A faca, de origem Etíope, surgiu antes mesmo do fogo. Era multiuso, pois além de servir de arma, cortava em pedaços os alimentos que os dentes não podiam triturar.

Curiosidade: algumas das leis da etiqueta à mesa surgiram na França para evitar que acidentes acontecessem no manejo da faca nos banquetes da aristocracia.

A colher surgiu provavelmente três séculos antes da era cristã. Antes dela eram utilizados galhos e conchas para se alimentar de líquidos e substâncias pastosas.

O garfo seria o caçula deste time de sobreviventes, pois apareceu apenas no século XI, já na Europa.

Havia muito preconceito quanto ao seu uso, já que seu formato é análogo ao tridente do diabo, e a Idade Média levava mais a sério os símbolos religiosos. 

A superstição caiu abaixo quando os italianos passaram a utilizar o garfo para a macarronada, e o costume foi logo associado à nobreza: costumava-se comer macarrão com a mão, o que, após a popularização do garfo, ficou associado às classes baixas.

Nós anais da história culinária também há utensílios aposentados, sejam por motivos de obsolescência ou mesmo fracasso.

Por exemplo: em 1940, um australiano criou o spork (spoon + fork), uma mistura de colher e garfo, a pesar da boa intenção, na prática o utensílio não cumpria nenhuma das duas funções, e não resistiu ao desuso.

O batedor de ovos manual, que surgiu no fim do século XIX nos Estados Unidos e foi popularizado para produzir bolos, claras em neve e outras misturas, teve vida de mais ou menos cem anos, pois em 1917 surgiu a batedeira elétrica.

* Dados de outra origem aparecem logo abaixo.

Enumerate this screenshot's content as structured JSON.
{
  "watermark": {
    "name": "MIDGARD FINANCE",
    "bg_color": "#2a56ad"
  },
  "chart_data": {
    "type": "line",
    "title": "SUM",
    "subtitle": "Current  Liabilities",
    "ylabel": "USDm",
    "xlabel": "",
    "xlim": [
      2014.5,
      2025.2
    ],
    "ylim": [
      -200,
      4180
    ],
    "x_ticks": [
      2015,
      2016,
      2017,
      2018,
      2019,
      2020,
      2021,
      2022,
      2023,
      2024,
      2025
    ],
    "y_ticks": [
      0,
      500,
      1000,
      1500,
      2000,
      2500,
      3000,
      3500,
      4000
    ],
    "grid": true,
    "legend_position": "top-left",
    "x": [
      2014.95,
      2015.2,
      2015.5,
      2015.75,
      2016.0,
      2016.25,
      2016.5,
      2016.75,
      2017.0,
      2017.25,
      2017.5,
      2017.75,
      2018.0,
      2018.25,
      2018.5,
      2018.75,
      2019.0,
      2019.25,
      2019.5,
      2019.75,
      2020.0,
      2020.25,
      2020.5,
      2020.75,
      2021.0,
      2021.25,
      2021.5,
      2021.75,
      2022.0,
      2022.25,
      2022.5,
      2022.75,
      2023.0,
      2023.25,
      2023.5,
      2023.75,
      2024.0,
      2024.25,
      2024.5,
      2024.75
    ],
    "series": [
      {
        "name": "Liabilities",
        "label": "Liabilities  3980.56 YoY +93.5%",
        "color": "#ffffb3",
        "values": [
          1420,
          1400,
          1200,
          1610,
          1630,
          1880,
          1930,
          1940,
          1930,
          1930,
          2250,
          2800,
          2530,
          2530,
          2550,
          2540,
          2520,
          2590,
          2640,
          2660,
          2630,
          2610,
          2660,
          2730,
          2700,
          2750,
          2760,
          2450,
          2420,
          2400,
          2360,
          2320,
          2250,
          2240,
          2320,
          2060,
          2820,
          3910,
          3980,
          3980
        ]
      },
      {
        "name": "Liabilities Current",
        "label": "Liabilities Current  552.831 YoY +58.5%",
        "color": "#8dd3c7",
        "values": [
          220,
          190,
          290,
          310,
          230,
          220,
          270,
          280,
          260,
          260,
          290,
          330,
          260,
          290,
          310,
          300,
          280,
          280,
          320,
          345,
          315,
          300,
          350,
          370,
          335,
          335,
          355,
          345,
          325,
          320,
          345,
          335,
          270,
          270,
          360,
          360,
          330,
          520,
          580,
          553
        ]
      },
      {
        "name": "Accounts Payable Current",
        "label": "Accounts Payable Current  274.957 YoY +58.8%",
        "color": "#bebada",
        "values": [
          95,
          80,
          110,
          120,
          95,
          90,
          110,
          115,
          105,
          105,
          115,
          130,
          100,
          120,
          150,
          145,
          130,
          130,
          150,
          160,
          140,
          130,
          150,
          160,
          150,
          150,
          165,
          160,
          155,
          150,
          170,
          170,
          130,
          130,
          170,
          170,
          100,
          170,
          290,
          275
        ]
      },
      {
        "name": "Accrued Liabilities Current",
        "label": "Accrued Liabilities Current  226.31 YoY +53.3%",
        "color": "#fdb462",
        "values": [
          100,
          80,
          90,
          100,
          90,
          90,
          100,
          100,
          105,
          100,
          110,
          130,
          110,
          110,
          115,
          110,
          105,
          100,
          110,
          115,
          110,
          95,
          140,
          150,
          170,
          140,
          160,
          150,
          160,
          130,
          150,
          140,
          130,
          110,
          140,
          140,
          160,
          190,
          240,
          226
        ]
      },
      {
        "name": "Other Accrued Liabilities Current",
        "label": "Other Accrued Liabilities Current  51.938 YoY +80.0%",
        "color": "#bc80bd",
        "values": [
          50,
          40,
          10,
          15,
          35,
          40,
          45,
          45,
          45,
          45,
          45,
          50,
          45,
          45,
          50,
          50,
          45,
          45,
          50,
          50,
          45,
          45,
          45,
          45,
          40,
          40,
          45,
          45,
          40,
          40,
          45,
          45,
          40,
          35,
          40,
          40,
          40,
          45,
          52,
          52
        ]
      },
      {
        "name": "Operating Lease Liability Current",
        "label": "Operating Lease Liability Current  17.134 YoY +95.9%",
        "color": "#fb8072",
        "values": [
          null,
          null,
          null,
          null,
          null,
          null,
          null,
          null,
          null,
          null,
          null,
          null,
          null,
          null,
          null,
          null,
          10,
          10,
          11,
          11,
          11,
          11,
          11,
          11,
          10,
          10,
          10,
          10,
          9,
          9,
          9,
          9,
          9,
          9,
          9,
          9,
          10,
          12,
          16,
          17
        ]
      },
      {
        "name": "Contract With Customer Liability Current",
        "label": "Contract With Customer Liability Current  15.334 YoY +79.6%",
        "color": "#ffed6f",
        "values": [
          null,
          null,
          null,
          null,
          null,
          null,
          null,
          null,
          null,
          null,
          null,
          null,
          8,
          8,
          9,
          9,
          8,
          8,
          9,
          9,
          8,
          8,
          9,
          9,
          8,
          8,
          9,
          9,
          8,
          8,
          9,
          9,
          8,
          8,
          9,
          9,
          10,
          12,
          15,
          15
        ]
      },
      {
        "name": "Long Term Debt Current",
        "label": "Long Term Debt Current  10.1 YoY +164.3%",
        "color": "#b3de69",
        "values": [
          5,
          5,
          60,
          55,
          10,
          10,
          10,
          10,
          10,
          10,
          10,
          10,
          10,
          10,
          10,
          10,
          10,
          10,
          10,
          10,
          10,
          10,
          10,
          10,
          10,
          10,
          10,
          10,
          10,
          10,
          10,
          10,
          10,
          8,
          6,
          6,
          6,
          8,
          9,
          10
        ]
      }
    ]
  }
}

No entanto, o mercado prova que o batedor manual pode voltar à vida, em especial aos amantes nostálgicos da cozinha.

Por fim, o Pilão.

O utensílio surgiu há 20 mil anos na África com fins de triturar cereais e ervas, o que foi a causa da sensível melhoria nutricional e medicinal das tribos. Nas cozinhas de hoje ele não costuma ser utilizado, a não ser para fazer molho pesto ou servir de decoração, já que os processadores de alimentos cumprem a função em tempo muito inferior.


Comentários

  1. Artigo interessante. Mas também é muito aproximado. Duvido que você tenha uma visão precisa da história das panelas. Por exemplo, você diz que o garfo-colher foi inventado por um australiano em 1940. Eu sei que esse utensílio existe entre os cabilas há séculos. Um museu na Suíça tem uma cópia. O cuscuz entre os cabilas nunca é comido com os dedos.
    Além disso, você diz que a massa é de origem italiana, exceto que se trata de monopolizar a herança dos norte-africanos. As massas e os garfos vêm do norte da África, berço da civilização humana.